DAS EXPEDITIONSTAGEBUCH EINES EXPEDITIONHUNDES NAMENS RUFUS
Wahrscheinlich hätte ich mich nicht so über die Hitze und meinen Hut beschweren sollen, alte Hundeweisheit. Auf jeden Fall braute sich da wieder einmal ein scheußliches Gewitter zusammen. Die Kamele wurden auf einer Sanddüne notgeparkt und Denis baute mal wieder ganz hektisch das Zelt auf. Die größte Freude ist es ihm, wenn er es schafft, ohne dass das Innenzelt nass wird. Die Menschen soll einer verstehen, da habe ich schon mehr Spaß. Ich hüpfe und springe durch den Regen, werfe mich in den wunderbaren, roten Sand und wälze und wälze mich. Als Tanja dann den Kamelen hinterher, wieder die Düne hinunter ist, bin ich natürlich mitgegangen. Ich konnte gar nicht aufhören mich zu suhlen, so schön ist es. Als Tanja dann so nass und zusammengekauert unter einem Baum saß, dachte ich mir, jetzt gehe ich sie aufmuntern. Anfänglich hat es auch ganz prima geklappt. Sie hat gelächelt, mich am Kopf gestreichelt und freundliche Worte zu mir gesagt. Wahrscheinlich hätte ich mich nicht schütteln sollen, denn nun war sie ebenfalls ganz sandig und sagte auch keine freundliche Worte mehr zu mir. Da es nun noch mehr regnete ging ich zum Camp zurück, um es mir unter einem Kamelsattel bequem zu machen. Mittlerweile hatte Denis das Buschbüro aufgestellt und die gesamte Küche darin aufgebaut. Ich bekam eine kleine Ecke wo ich mich hinlegen durfte. Ab jetzt war wälzen und schütteln verboten. Die Welt sah dann etwas besser aus als Denis mir eine Extraportion Hundefutter in meine Schüssel füllte und meinte, dies sei gut um warm zu bleiben. Als wir dann alle ins Schlafzelt gingen, leider bin ich ja nur im Vorzelt erlaubt, wurde es doch noch recht gemütlich. Die Kamele mahlten neben uns ihr Wiedergekautes, während der Regen unaufhörlich und regelmäßig auf das Zelt prasselte.

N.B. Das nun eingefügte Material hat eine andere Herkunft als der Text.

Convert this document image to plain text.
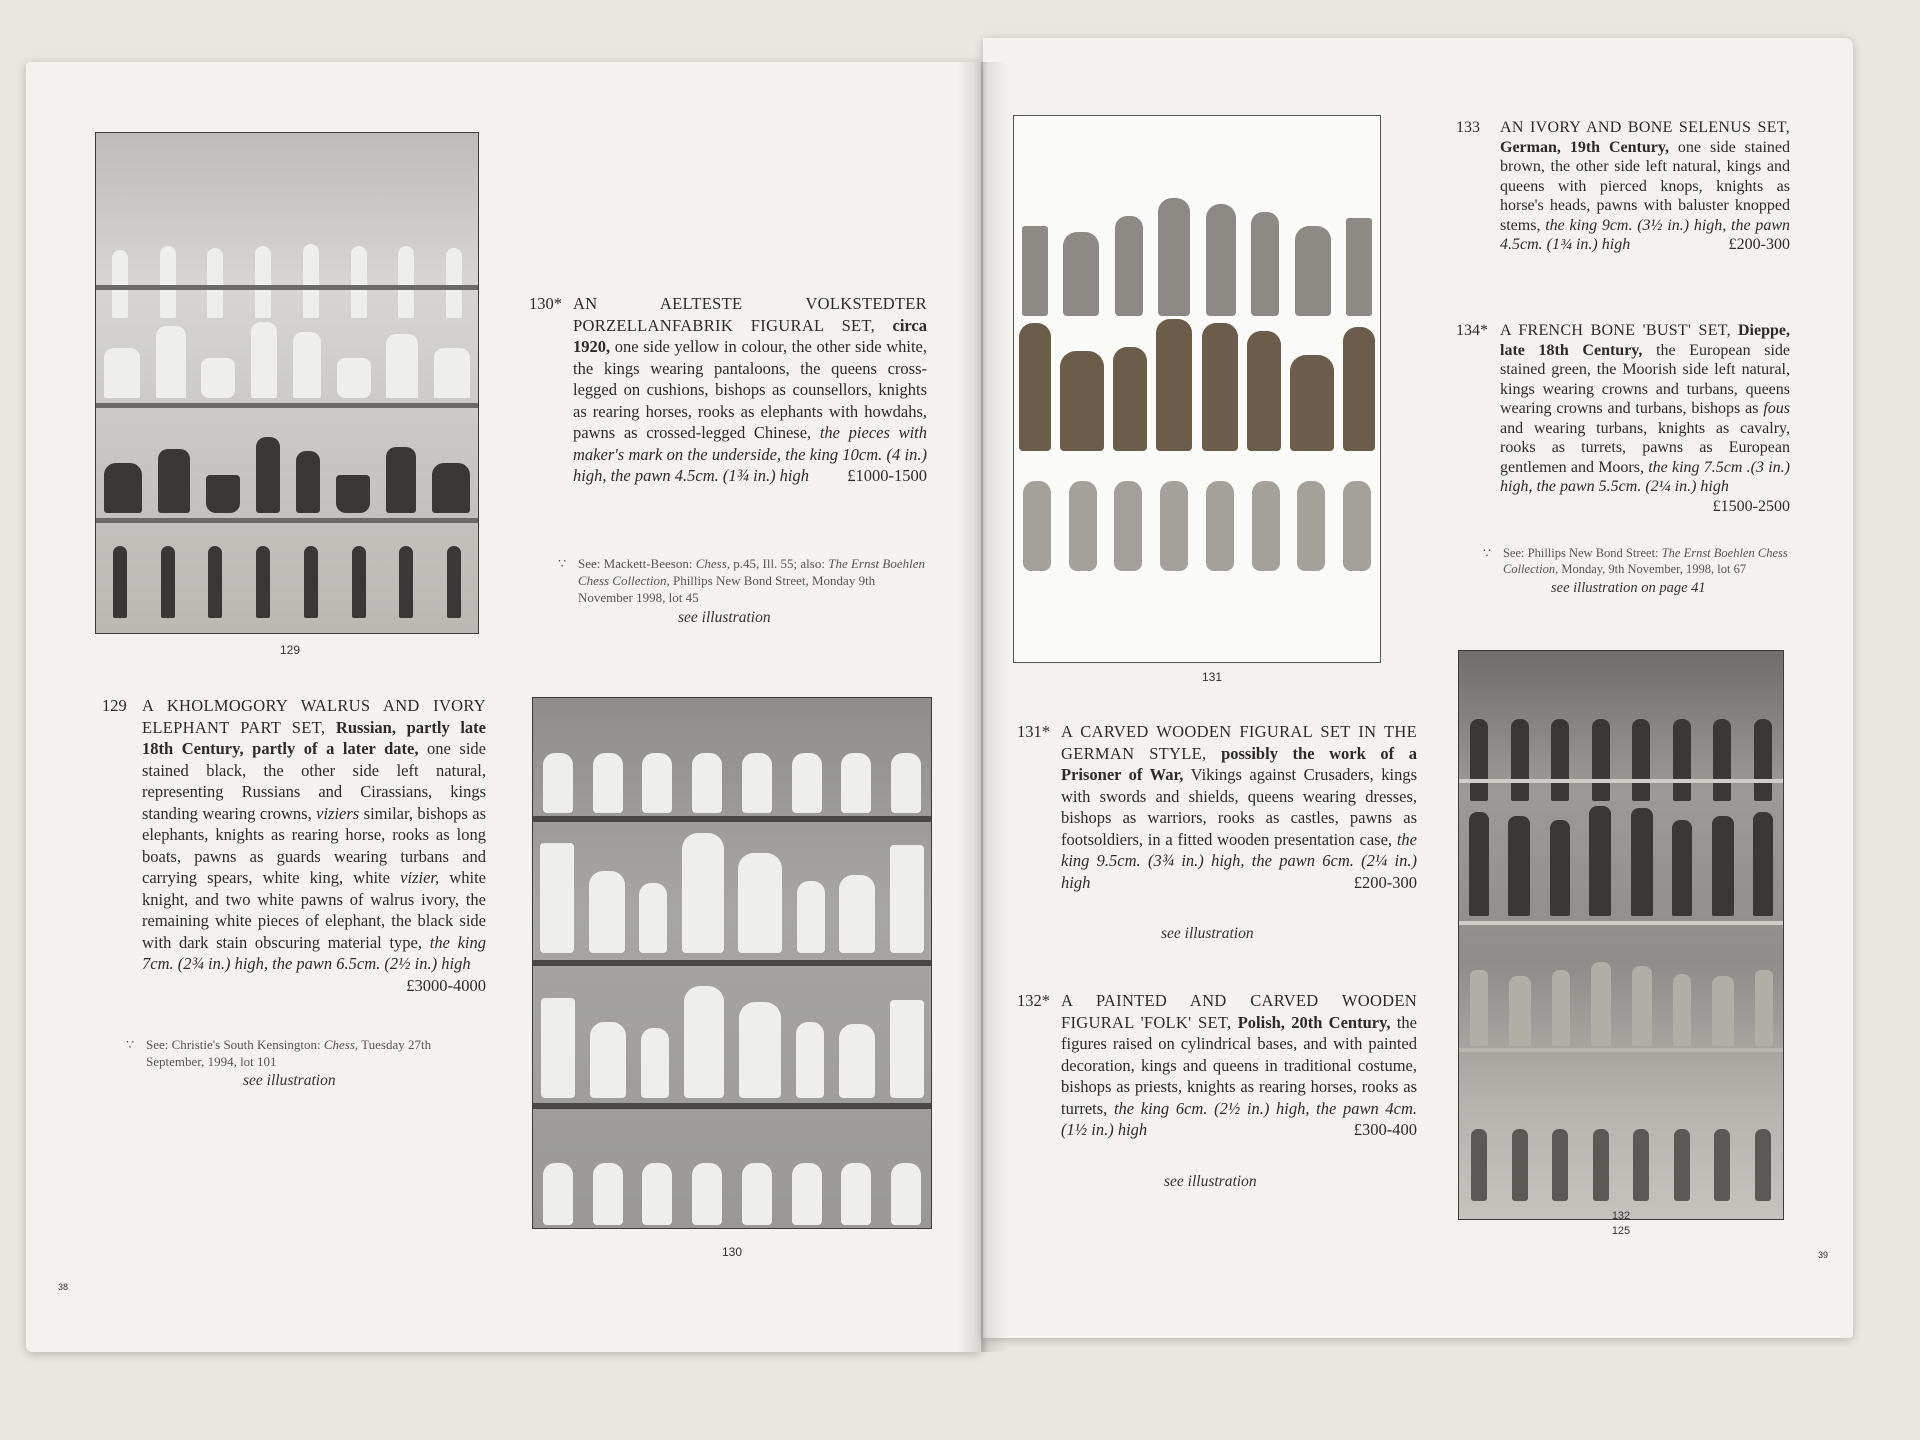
129
130* AN AELTESTE VOLKSTEDTER PORZELLANFABRIK FIGURAL SET, circa 1920, one side yellow in colour, the other side white, the kings wearing pantaloons, the queens cross-legged on cushions, bishops as counsellors, knights as rearing horses, rooks as elephants with howdahs, pawns as crossed-legged Chinese, the pieces with maker's mark on the underside, the king 10cm. (4 in.) high, the pawn 4.5cm. (1¾ in.) high £1000-1500
∵ See: Mackett-Beeson: Chess, p.45, Ill. 55; also: The Ernst Boehlen Chess Collection, Phillips New Bond Street, Monday 9th November 1998, lot 45
see illustration
129 A KHOLMOGORY WALRUS AND IVORY ELEPHANT PART SET, Russian, partly late 18th Century, partly of a later date, one side stained black, the other side left natural, representing Russians and Cirassians, kings standing wearing crowns, viziers similar, bishops as elephants, knights as rearing horse, rooks as long boats, pawns as guards wearing turbans and carrying spears, white king, white vizier, white knight, and two white pawns of walrus ivory, the remaining white pieces of elephant, the black side with dark stain obscuring material type, the king 7cm. (2¾ in.) high, the pawn 6.5cm. (2½ in.) high
£3000-4000
∵ See: Christie's South Kensington: Chess, Tuesday 27th September, 1994, lot 101
see illustration
130
38
131
133 AN IVORY AND BONE SELENUS SET, German, 19th Century, one side stained brown, the other side left natural, kings and queens with pierced knops, knights as horse's heads, pawns with baluster knopped stems, the king 9cm. (3½ in.) high, the pawn 4.5cm. (1¾ in.) high	£200-300
134* A FRENCH BONE 'BUST' SET, Dieppe, late 18th Century, the European side stained green, the Moorish side left natural, kings wearing crowns and turbans, queens wearing crowns and turbans, bishops as fous and wearing turbans, knights as cavalry, rooks as turrets, pawns as European gentlemen and Moors, the king 7.5cm .(3 in.) high, the pawn 5.5cm. (2¼ in.) high
£1500-2500
∵ See: Phillips New Bond Street: The Ernst Boehlen Chess Collection, Monday, 9th November, 1998, lot 67
see illustration on page 41
131* A CARVED WOODEN FIGURAL SET IN THE GERMAN STYLE, possibly the work of a Prisoner of War, Vikings against Crusaders, kings with swords and shields, queens wearing dresses, bishops as warriors, rooks as castles, pawns as footsoldiers, in a fitted wooden presentation case, the king 9.5cm. (3¾ in.) high, the pawn 6cm. (2¼ in.) high	£200-300
see illustration
132* A PAINTED AND CARVED WOODEN FIGURAL 'FOLK' SET, Polish, 20th Century, the figures raised on cylindrical bases, and with painted decoration, kings and queens in traditional costume, bishops as priests, knights as rearing horses, rooks as turrets, the king 6cm. (2½ in.) high, the pawn 4cm. (1½ in.) high	£300-400
see illustration
132
125
39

Am nächsten Morgen, wachte ich energiegeladen auf und wunderte mich warum wir nicht weiterzogen. Tanja öffnete die Seile der Kamele, kam nochmals kurz in die Campküche zurück und bestrich sich einen Damper mit Erdnussbutter und Honig. Genau das Richtige bei so einem Sauwetter, dachte ich mir und folgte ihr zu den Kamelen die bereits an saftigen Büschen fraßen. Das Einzige was ich von ihr bekam, waren die Worte, ich sei ein hoffnungsloser Optimist. Das Brot verschlang sie ganz alleine. Es ist eine Leben des Verzichts als Expeditionshund…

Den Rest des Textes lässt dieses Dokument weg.